Although that roar wasn't as great as when the younger man's blade flashed out, opening Grak’s throat in a spray of crimson across the sand. Darius watched the hammer tumble from his nerveless fingers. It seemed to take Grak a moment to realize that he was dead. Then he toppled like a fallen tree, the impact enough to send more sand up into the air.

The younger man stood there in triumph, cleaning his blade on the sand. Normally, after such a fight over nothing, Darius would have waited for things to die down a little, then punish the survivor as a reminder that this was Ironhold,hisdomain.

But given who this young man was, there were limits to what even Darius could do. Instead, he gestured, the way the announcer would have in the colosseum itself.

“I give you your winner, Alaric Blackthorn!”

CHAPTER ONE

“Hold still,” I say, as the fisherman squirms beneath my needle and thread. “How am I meant to stitch you up if you keep moving?”

“It hurts!” he complains. “I figured with you instead of old Arla, at least it might be a gentle touch, Lyra Thornwind.”

I wince because I don't like the thought that I'm causing him pain. I have never been good at doing that. I had hoped that the numbing root would have kicked in by now, letting me work on his wound without a problem. But there is only so long it is possible to wait.

“I’m sorry,” I say, keeping my blue eyes on my work. “There’s no painless way to stitch a wound closed.”

He huffs. “In the city, there would be healers who could close this with a touch.”

“And you would still find a way to complain about it, Benkan,” my mother says, looking up from where she is brewing an herbal infusion to try to stop the wound from festering.

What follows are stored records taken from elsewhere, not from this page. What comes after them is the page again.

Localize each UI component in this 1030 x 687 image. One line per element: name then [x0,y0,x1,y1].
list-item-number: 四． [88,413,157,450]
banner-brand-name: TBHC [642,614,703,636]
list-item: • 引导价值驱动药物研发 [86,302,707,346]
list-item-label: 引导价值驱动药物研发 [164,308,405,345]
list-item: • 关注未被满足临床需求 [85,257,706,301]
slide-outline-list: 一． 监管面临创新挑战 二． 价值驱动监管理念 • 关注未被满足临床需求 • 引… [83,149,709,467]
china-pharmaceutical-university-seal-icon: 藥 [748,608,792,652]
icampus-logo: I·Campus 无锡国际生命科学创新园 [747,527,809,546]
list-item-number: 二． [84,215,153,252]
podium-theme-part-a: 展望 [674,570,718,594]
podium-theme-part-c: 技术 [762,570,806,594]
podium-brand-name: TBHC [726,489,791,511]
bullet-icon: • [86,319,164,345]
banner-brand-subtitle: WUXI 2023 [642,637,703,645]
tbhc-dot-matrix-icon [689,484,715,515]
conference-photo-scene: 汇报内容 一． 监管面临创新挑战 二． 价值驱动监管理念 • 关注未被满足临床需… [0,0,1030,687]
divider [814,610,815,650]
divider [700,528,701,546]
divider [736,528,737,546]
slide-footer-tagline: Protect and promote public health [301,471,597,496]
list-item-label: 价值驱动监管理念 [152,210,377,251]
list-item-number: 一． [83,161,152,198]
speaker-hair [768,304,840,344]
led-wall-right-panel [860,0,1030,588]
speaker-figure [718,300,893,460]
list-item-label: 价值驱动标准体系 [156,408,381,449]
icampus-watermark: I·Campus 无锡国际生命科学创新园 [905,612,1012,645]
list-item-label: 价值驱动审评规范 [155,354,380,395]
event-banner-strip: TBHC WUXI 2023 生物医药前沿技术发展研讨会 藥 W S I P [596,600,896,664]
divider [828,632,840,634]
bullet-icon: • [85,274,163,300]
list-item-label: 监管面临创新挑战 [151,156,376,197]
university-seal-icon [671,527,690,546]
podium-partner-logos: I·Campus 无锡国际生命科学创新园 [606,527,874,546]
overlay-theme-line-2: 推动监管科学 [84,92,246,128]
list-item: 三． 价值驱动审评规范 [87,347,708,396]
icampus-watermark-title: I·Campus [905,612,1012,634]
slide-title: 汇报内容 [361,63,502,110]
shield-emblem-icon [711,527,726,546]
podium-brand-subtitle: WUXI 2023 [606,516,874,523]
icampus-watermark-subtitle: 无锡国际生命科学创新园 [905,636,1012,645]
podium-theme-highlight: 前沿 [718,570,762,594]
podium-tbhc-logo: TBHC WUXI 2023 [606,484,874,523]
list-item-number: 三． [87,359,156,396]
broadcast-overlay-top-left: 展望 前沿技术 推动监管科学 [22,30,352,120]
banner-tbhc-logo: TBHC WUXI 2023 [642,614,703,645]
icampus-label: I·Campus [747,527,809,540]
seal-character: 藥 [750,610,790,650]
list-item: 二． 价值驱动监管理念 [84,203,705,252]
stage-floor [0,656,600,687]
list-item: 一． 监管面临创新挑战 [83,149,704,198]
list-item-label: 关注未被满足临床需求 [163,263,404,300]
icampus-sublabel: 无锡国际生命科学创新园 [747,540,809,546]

I’m told that I look just the way she did when she was twenty, like me. The same golden cascade of hair spilling down my back, the same fine, almost delicate features. The same slender frame and deep blue eyes. These days, my mother looks worn with years of being Seatide’s healer, working without the kind of magical talents that those elsewhere use for the task. Still, she manages a smile that disarms the fisherman’s annoyance. That’s a talent in itself, with a man as given over to grumpiness as Benkan.

“It’s not that I’m ungrateful,” he insists, as I keep sewing. “It’s just… how soon will I be able to get back on my boat?”

“Two days,” my mother declares, in her sternest tone. “That’s a nasty cut you took there, Benkan.”

“Two days? What am I meant to do in the meantime? How am I meant to feed myself and my family?”

My mother’s expression has no give in it. “Two days. They’d rather have no fish for a night than see you lose an arm when that wound opens again and gets infected.”

She has mastered the art of being tough to be kind. Of telling people the hard truths, and occasionally hurting them when they need to be hurt, so that they will heal cleaner. When a bone must be rebroken to set clean, she can do it. I have a harder time of it.

“It’s not just a question of fish for supper with Aetheria’s officials in town,” he complains. “If I don’t get a good catch, I might not have enough to pay what they demand, and who knows what they might take then.”

“Surely they can only take what you have?” I insist. I barely understand why the officials are here at all. Seatide is not a wealthy village. It is a small place, clinging to a rocky shore, barely surviving on what those within can haul out of the ocean.

Benkan laughs then, which makes his arm shift, almost spoiling my work. "You have a good heart, Lyra, but you don't understand how the world works. These are conquered lands, which means the Aetherian bastards can take what they want. If I’ve no money, they might decide they want me for their mines, or that colosseum of theirs.”

“Somehow, I doubt they’d make a gladiator of you, Benkan," my mother says. "Now, hold still so my daughter can finish her stitching."

Again, she is the one being firm. If it were her doing this, she would probably just hold him in place until she was finished. I can't do that. I have never had the knack of being hard with people. I just have to focus on what I'm doing, moving the needle as quickly and precisely as I can, hoping that the thread won't snap. It is dipped in honey to try to fight off any infection. A trick of my mother's.

It doesn't take long before I've managed to stitch the wound completely, tying off the end of the thread and then cutting it. There is a kind of satisfaction that comes from being able to help someone like this.

My mother is the one who holds out her palm for payment.

“Ah, about that,” Benkan says.

“Is this where you tell me you have no coin, Benkan?” she asks, with no give in her tone.

“I need it all for the official’s demands,” he insists.

“And wedon'tneed it?” Her tone is firm as she gestures to the interior of the home in which we live. It is a small, two room shack, built from wood, and with a floor of packed stone. Shelves around the walls hold the tools of the healer’s trade, roots drying for later use, herbs in small stone jars. There are a couple of books in which she has collected recipes and tips relating to the healer’s art. Much of the space is dominated by the table at which we are sitting, and by a large cauldron that we use to cook up cures when needed.

“I still have some fish from the last catch,” Benkan says, quickly. “I can pay you in that.”